Some outboard thrust-line offset is also usually specified on the plans, for much the same reasoning as rudder offset. It is generally a more reliable adjustment than rudder offset and much less critical. The amount of yaw torque given by rudder offset varies strongly with airspeed. Yaw torque from thrust line offset is more or less constant. Once again, very little thrust line offset is needed. Start with just enough to ensure it isn't inboard. This can be adjusted only slightly on full-fuselage aircraft by loosening the bolts and twisting it to the edges of the tolerance. If necessary the engine lugs can be slightly enlarged by drilling out to get more slop. This also messes up the spinner fit, so it is better to build in approximately the right amount. On profiles the offset can be varied by different angle wedges or in a pinch by adding or subtracting washers under the front mounting bolts. Beware of the washers sinking in to the wood and changing the angle! The bolts also tend to loosen themselves up at the same time so beware. Make sure you use the same number and thickness of washers on both sides of the engine to avoid stressing the crankcase out-of-plane. Several sources of angled wedges are available and this generally works out better in the long run.
Obviously the thrust line can be adjusted for up-and-down (pitch) torque as well.
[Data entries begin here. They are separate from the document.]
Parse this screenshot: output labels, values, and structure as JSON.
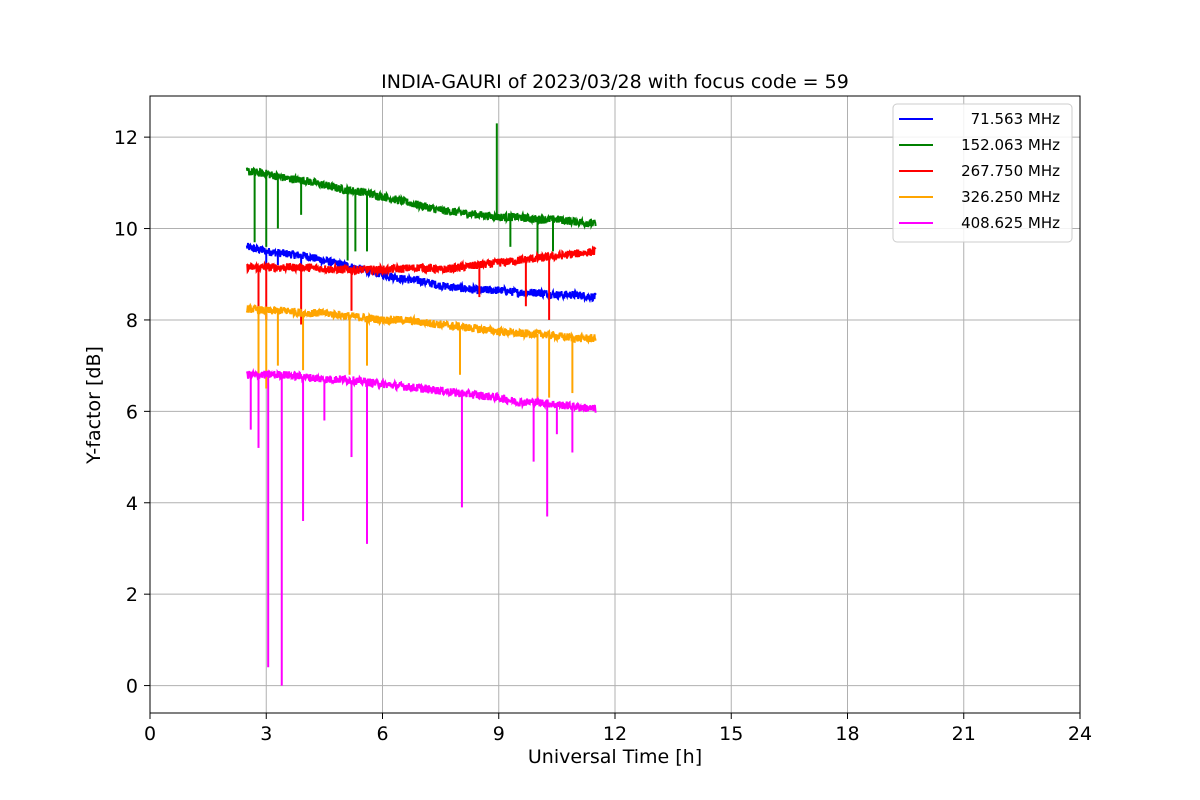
{
  "chart_data": {
    "type": "line",
    "title": "INDIA-GAURI of 2023/03/28 with focus code = 59",
    "xlabel": "Universal Time [h]",
    "ylabel": "Y-factor [dB]",
    "xlim": [
      0,
      24
    ],
    "ylim": [
      -0.6,
      12.9
    ],
    "xticks": [
      0,
      3,
      6,
      9,
      12,
      15,
      18,
      21,
      24
    ],
    "yticks": [
      0,
      2,
      4,
      6,
      8,
      10,
      12
    ],
    "grid": true,
    "legend_position": "top-right",
    "series": [
      {
        "name": "71.563 MHz",
        "color": "#0000ff",
        "x": [
          2.5,
          3.0,
          3.5,
          4.0,
          4.5,
          5.0,
          5.5,
          6.0,
          6.5,
          7.0,
          7.5,
          8.0,
          8.5,
          9.0,
          9.5,
          10.0,
          10.5,
          11.0,
          11.5
        ],
        "values": [
          9.6,
          9.5,
          9.45,
          9.4,
          9.3,
          9.2,
          9.1,
          9.0,
          8.9,
          8.85,
          8.75,
          8.7,
          8.65,
          8.65,
          8.6,
          8.6,
          8.55,
          8.55,
          8.5
        ],
        "spikes": [
          [
            3.0,
            9.1
          ],
          [
            3.3,
            9.2
          ],
          [
            3.9,
            9.2
          ],
          [
            5.2,
            9.0
          ]
        ]
      },
      {
        "name": "152.063 MHz",
        "color": "#008000",
        "x": [
          2.5,
          3.0,
          3.5,
          4.0,
          4.5,
          5.0,
          5.5,
          6.0,
          6.5,
          7.0,
          7.5,
          8.0,
          8.5,
          9.0,
          9.5,
          10.0,
          10.5,
          11.0,
          11.5
        ],
        "values": [
          11.25,
          11.2,
          11.1,
          11.05,
          10.95,
          10.85,
          10.8,
          10.7,
          10.6,
          10.5,
          10.4,
          10.35,
          10.3,
          10.25,
          10.25,
          10.2,
          10.2,
          10.15,
          10.1
        ],
        "spikes": [
          [
            2.7,
            9.7
          ],
          [
            3.0,
            9.6
          ],
          [
            3.3,
            10.0
          ],
          [
            3.9,
            10.3
          ],
          [
            5.1,
            9.3
          ],
          [
            5.3,
            9.5
          ],
          [
            5.6,
            9.5
          ],
          [
            8.95,
            12.3
          ],
          [
            9.3,
            9.6
          ],
          [
            10.0,
            9.4
          ],
          [
            10.4,
            9.5
          ]
        ]
      },
      {
        "name": "267.750 MHz",
        "color": "#ff0000",
        "x": [
          2.5,
          3.0,
          3.5,
          4.0,
          4.5,
          5.0,
          5.5,
          6.0,
          6.5,
          7.0,
          7.5,
          8.0,
          8.5,
          9.0,
          9.5,
          10.0,
          10.5,
          11.0,
          11.5
        ],
        "values": [
          9.15,
          9.15,
          9.15,
          9.15,
          9.12,
          9.1,
          9.1,
          9.1,
          9.12,
          9.15,
          9.1,
          9.15,
          9.2,
          9.25,
          9.3,
          9.35,
          9.4,
          9.45,
          9.5
        ],
        "spikes": [
          [
            2.8,
            8.2
          ],
          [
            3.0,
            8.0
          ],
          [
            3.9,
            7.9
          ],
          [
            5.2,
            8.2
          ],
          [
            8.5,
            8.5
          ],
          [
            9.7,
            8.3
          ],
          [
            10.3,
            8.0
          ]
        ]
      },
      {
        "name": "326.250 MHz",
        "color": "#ffa500",
        "x": [
          2.5,
          3.0,
          3.5,
          4.0,
          4.5,
          5.0,
          5.5,
          6.0,
          6.5,
          7.0,
          7.5,
          8.0,
          8.5,
          9.0,
          9.5,
          10.0,
          10.5,
          11.0,
          11.5
        ],
        "values": [
          8.25,
          8.2,
          8.2,
          8.15,
          8.15,
          8.1,
          8.05,
          8.0,
          8.0,
          7.95,
          7.9,
          7.85,
          7.8,
          7.75,
          7.7,
          7.7,
          7.65,
          7.6,
          7.6
        ],
        "spikes": [
          [
            2.8,
            6.8
          ],
          [
            3.0,
            6.5
          ],
          [
            3.3,
            7.0
          ],
          [
            3.95,
            6.9
          ],
          [
            5.15,
            6.8
          ],
          [
            5.6,
            7.0
          ],
          [
            8.0,
            6.8
          ],
          [
            10.0,
            6.2
          ],
          [
            10.3,
            6.3
          ],
          [
            10.9,
            6.4
          ]
        ]
      },
      {
        "name": "408.625 MHz",
        "color": "#ff00ff",
        "x": [
          2.5,
          3.0,
          3.5,
          4.0,
          4.5,
          5.0,
          5.5,
          6.0,
          6.5,
          7.0,
          7.5,
          8.0,
          8.5,
          9.0,
          9.5,
          10.0,
          10.5,
          11.0,
          11.5
        ],
        "values": [
          6.8,
          6.8,
          6.8,
          6.75,
          6.7,
          6.7,
          6.65,
          6.6,
          6.55,
          6.5,
          6.45,
          6.4,
          6.35,
          6.3,
          6.2,
          6.2,
          6.15,
          6.1,
          6.05
        ],
        "spikes": [
          [
            2.6,
            5.6
          ],
          [
            2.8,
            5.2
          ],
          [
            3.05,
            0.4
          ],
          [
            3.4,
            0.0
          ],
          [
            3.95,
            3.6
          ],
          [
            4.5,
            5.8
          ],
          [
            5.2,
            5.0
          ],
          [
            5.6,
            3.1
          ],
          [
            8.05,
            3.9
          ],
          [
            9.9,
            4.9
          ],
          [
            10.25,
            3.7
          ],
          [
            10.5,
            5.5
          ],
          [
            10.9,
            5.1
          ]
        ]
      }
    ]
  }
}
While there is some evidence that having an offset in pitch may affect (cure or cause) "hunting" in poorly understood ways, it still seems best to start out with the engine at 0 pitch angle relative to the wing. On full-fuselage airplanes this is best set during construction but can be adjusted if it looks noticeably off by very thin (.001"-.002") shims under the front or rear lugs as necessary. On profiles the "loosen up the bolts and twist" is about the only adjustment method possible after construction. Measuring the angle is tricky but possible with a big flat table (like when gluing the tail in place). Eyeballs seem to frequently be good enough as well. This adjustment is quite insensitive so a fairly large error seemingly has little effect on performance (except when attempting to find "hunting" problems).

Flap/Elevator "tweak":

Tweak the flaps and elevator so that both flaps are at the same deflection angle. Eyeballing it usuallt works well enough. You might need to tweak the flaps to correct wing level problems during flight trim, but it is always better to start out with everything 0-0.

Flap/Elevator neutral:

Move the flap to neutral and check if the elevator is neutral as well. Tweak the horns or adjust the pushrod longer or shorter to correct. Having the elevator up with the flap neutral makes the inside turns quicker than the outside turns. Most airplanes do best with the elevator neutral or slightly down at neutral flap, but the best setting can only be determined by flight testing. It should start neutral.

This should get you started and save a lot of time at the field.